The concept of free-range parenting has certainly been present in society for quite some time, yet many still find it to be an unacceptable form of parenting. A lot of that stigma comes from the fact that the generation championing helicopter parenting experienced a smaller version of it themselves, thereby implanting in their psyches that such a parenting style is the only way to protect your children while also showing society that you care for them. This might seem like a good thing, but it is quite selfish on the part of the parents. Free-range parenting focuses on what is best for the children, not what is best for the social standing of the parents.

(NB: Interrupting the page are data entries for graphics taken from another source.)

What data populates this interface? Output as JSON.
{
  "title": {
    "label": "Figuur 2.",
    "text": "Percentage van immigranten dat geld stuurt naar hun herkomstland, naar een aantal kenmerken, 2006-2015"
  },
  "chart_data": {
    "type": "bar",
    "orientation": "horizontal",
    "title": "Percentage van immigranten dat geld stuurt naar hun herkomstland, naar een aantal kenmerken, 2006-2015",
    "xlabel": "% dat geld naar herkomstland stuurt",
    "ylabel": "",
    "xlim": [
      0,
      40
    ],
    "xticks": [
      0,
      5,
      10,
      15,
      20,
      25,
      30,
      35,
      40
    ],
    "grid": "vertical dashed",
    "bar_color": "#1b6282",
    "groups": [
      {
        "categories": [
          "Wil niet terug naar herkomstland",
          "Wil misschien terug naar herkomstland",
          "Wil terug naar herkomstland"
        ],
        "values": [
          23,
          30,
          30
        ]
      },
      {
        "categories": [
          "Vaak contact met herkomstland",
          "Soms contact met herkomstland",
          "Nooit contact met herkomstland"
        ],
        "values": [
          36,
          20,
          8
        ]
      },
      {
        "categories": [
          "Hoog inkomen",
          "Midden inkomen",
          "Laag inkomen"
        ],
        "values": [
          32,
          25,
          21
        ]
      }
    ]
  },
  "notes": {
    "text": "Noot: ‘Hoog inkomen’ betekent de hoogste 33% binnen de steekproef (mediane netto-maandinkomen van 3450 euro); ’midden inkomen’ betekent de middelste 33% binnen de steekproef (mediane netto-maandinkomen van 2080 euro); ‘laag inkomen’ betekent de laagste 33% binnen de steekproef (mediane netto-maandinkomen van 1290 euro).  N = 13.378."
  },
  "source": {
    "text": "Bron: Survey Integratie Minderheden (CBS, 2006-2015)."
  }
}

One of the best ways to go about free-range parenting is to stop constantly protecting your children from sources of danger that aren’t entirely realistic. Knives are often considered much too dangerous for children to use, yet parents have no issue with letting them use forks and spoons. There are special knives that aren’t particularly sharp that would be perfect for introducing a toddler or young child to the tool. By showing your children from a young age that knives are nothing to be scared of when used properly, you’ll instill a sense of growth and freedom in your children.
By working with your young children to help them become comfortable around knives from a young age, you’ll teach them to more appropriately judge potential sources of danger. This will help them grow into well-adjusted and self-reliant adults.